Fondi per la rete provinciale: priorità a sicurezza e progettazione
La Regione Emilia-Romagna ha approvato la graduatoria del bando finanziato con il Fondo sviluppo e coesione (Fsc) 2021-2027, sbloccando uno stanziamento di 2,1 milioni di euro destinati alla provincia di Parma. La Provincia ha commentato la decisione sottolineando come le risorse consentiranno di avviare la programmazione e la progettazione degli interventi ritenuti prioritari per il territorio.
“Lo stanziamento, annunciato oggi, di 2,1 milioni di euro per il territorio Parmense è una notizia molto importante”
Secondo l'amministrazione provinciale, i fondi Fsc hanno già permesso l'avvio e il completamento di opere rilevanti localmente. Tra gli interventi appena conclusi viene citata la messa in sicurezza della provinciale 75 Monchio-Corniglio, eseguita con la posa di reti paramassi. Le nuove risorse approvate da Bologna mirano a proseguire su questa scia.
Interventi previsti e aree interessate
I progetti che potranno beneficiare del cofinanziamento locale riguardano, in particolare, la realizzazione di tre rotatorie e la nuova tangenziale di Roccabianca. Gli interventi puntano a ridurre i punti di criticità e a migliorare la sicurezza delle intersezioni stradali.
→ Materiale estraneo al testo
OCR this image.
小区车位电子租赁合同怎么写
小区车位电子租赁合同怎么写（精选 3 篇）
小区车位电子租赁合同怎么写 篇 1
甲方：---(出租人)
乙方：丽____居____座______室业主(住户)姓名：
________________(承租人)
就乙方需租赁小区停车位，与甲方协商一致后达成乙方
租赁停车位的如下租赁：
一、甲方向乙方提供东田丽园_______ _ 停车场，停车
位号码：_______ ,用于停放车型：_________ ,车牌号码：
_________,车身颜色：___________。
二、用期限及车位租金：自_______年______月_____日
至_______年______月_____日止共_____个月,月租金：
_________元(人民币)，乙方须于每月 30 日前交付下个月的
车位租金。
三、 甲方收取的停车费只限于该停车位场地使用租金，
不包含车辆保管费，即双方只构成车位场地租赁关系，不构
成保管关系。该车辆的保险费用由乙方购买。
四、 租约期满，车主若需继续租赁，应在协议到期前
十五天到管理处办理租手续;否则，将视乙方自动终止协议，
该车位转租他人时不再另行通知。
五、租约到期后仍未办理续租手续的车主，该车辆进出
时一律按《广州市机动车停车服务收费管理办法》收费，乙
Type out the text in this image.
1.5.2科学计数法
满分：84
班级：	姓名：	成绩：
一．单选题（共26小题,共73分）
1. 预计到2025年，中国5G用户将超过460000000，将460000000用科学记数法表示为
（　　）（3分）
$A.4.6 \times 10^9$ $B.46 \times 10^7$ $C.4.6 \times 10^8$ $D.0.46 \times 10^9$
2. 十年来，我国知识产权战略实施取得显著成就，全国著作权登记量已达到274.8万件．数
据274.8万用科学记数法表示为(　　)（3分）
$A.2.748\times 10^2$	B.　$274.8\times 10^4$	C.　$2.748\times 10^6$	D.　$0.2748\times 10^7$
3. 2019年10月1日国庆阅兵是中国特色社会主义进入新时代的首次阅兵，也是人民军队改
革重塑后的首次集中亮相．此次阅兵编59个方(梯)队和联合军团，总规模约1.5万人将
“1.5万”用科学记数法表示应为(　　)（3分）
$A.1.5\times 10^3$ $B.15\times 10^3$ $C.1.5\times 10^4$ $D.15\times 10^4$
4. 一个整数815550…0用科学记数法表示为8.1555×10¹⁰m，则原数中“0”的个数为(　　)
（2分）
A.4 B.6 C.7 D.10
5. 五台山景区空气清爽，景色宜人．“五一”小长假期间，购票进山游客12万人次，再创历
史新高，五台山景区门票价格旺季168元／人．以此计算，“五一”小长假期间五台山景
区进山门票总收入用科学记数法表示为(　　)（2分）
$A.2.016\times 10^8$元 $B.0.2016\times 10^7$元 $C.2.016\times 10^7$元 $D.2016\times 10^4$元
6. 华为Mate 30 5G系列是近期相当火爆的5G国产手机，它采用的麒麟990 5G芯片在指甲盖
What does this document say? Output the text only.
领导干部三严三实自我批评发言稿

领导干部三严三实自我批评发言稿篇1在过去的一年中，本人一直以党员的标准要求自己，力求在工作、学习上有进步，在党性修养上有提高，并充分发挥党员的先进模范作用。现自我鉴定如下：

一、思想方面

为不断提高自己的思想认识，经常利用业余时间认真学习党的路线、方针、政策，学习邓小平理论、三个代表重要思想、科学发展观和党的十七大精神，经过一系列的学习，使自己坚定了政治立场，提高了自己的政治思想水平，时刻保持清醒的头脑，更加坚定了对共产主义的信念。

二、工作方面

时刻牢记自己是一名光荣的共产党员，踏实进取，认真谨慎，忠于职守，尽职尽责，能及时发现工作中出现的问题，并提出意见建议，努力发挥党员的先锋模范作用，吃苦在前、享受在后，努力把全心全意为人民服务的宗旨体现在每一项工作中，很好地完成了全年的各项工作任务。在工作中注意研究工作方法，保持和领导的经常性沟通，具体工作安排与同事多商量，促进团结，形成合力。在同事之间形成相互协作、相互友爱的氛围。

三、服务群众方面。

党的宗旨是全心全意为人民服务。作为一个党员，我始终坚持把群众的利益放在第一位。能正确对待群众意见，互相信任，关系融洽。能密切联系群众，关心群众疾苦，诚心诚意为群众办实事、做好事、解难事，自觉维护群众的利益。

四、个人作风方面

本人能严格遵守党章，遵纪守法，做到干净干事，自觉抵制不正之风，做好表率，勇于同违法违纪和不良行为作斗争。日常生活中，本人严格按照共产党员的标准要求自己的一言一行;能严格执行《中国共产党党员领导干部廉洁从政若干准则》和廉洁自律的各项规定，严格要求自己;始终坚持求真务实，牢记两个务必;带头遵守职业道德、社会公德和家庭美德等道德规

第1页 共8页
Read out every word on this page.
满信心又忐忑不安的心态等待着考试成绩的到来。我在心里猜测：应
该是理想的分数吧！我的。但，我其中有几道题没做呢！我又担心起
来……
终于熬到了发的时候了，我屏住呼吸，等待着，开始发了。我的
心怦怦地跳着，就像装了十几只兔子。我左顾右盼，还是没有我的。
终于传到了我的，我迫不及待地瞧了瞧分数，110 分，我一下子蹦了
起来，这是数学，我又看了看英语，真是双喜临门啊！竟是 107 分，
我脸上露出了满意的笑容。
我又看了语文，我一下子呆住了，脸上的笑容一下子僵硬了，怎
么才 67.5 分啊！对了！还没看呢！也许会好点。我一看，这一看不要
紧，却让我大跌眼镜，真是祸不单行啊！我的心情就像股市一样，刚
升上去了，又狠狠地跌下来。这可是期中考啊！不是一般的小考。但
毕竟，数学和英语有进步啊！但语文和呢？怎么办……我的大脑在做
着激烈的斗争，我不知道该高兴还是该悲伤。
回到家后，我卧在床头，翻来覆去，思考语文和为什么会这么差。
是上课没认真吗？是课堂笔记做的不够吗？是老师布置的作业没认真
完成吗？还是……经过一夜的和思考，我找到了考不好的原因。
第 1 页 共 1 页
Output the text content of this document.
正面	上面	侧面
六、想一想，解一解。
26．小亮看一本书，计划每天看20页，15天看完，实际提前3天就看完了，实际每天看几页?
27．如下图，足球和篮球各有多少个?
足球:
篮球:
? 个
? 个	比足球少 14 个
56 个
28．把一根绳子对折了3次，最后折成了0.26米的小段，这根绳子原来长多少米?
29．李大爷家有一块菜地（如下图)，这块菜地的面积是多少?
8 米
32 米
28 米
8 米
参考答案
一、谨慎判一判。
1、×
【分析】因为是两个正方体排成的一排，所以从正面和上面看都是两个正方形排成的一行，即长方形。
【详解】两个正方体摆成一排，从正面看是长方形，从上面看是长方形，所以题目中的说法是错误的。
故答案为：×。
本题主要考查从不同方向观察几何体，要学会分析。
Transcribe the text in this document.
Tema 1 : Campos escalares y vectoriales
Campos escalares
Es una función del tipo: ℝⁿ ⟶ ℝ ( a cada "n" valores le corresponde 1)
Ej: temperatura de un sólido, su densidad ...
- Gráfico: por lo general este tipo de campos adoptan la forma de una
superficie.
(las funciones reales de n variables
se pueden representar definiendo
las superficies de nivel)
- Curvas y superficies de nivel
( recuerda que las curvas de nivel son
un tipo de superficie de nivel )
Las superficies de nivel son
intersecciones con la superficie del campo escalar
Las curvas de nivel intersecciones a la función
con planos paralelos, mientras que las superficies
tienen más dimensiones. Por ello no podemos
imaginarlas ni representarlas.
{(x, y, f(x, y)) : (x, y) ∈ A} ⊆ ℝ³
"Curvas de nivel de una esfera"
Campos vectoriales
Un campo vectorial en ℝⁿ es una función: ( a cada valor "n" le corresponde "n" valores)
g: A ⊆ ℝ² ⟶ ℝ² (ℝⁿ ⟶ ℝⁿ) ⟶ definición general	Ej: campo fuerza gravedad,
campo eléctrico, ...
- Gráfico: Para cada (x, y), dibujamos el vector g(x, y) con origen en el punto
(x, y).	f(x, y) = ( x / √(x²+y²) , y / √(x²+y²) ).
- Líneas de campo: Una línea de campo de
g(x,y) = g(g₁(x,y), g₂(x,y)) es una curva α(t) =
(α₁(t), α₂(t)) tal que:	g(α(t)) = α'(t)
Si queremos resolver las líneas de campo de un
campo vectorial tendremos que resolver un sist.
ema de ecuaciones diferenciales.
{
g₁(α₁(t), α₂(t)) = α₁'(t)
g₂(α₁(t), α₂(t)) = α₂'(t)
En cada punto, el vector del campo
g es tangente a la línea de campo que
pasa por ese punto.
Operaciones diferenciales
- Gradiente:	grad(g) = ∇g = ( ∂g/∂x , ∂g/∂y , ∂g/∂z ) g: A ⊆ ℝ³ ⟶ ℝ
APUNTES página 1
- Rotatoria sulla SP 16 degli Argini all'intersezione con via Vecchia Sala
- Rotatoria sulla SP 18 di Pilastrello tra le provinciali 95 e 45, in comune di Montechiarugolo
- Rotatoria sulla SP 359r in località Ponte Ghiara, nel comune di Salsomaggiore Terme
- Progettazione e lavori per la nuova tangenziale di Roccabianca
| Intervento | Località/Prov. | Obiettivo |
|---|---|---|
| Rotatoria SP 16 / via Vecchia Sala | Argini | Migliorare l'attraversamento e la sicurezza |
| Rotatoria SP 18 di Pilastrello | Montechiarugolo | Mettere in sicurezza l'intersezione tra SP 95 e SP 45 |
| Rotatoria SP 359r Ponte Ghiara | Salsomaggiore Terme | Sicurezza ingresso al comparto artigianale |
| Tangenziale | Roccabianca | Alleggerire il traffico urbano e migliorare i collegamenti |
Impatto locale e prossime fasi
La Provincia ha indicato che le risorse permetteranno non solo di avanzare nella progettazione ma anche di attivare il cofinanziamento da parte degli enti locali interessati. Questo passaggio è essenziale perché, secondo quanto dichiarato, solo con il contributo dei comuni e della stessa Provincia sarà possibile tradurre i progetti in cantieri.
Per i cittadini e le imprese del territorio l'effetto atteso è duplice: aumentare la sicurezza sulle arterie considerate critiche e potenziare i collegamenti viari, con ricadute positive sulla mobilità e sulle opportunità economiche locali. La Provincia si è detta pronta a collaborare con la Regione e i Comuni coinvolti per seguire l'iter amministrativo e tecnico degli interventi.
Resta da definire il calendario dettagliato delle progettazioni e dei lavori, così come la ripartizione economica tra le diverse opere. Sarà compito degli uffici tecnici provinciali e comunali trasformare le risorse sbloccate in atti concreti e tempi certi per l'apertura dei cantieri.
In prospettiva, il buon esito della graduatoria Fsc e la capacità di cofinanziamento locale saranno elementi determinanti per dare continuità agli interventi di consolidamento e prevenzione sui tratti più esposti della rete provinciale.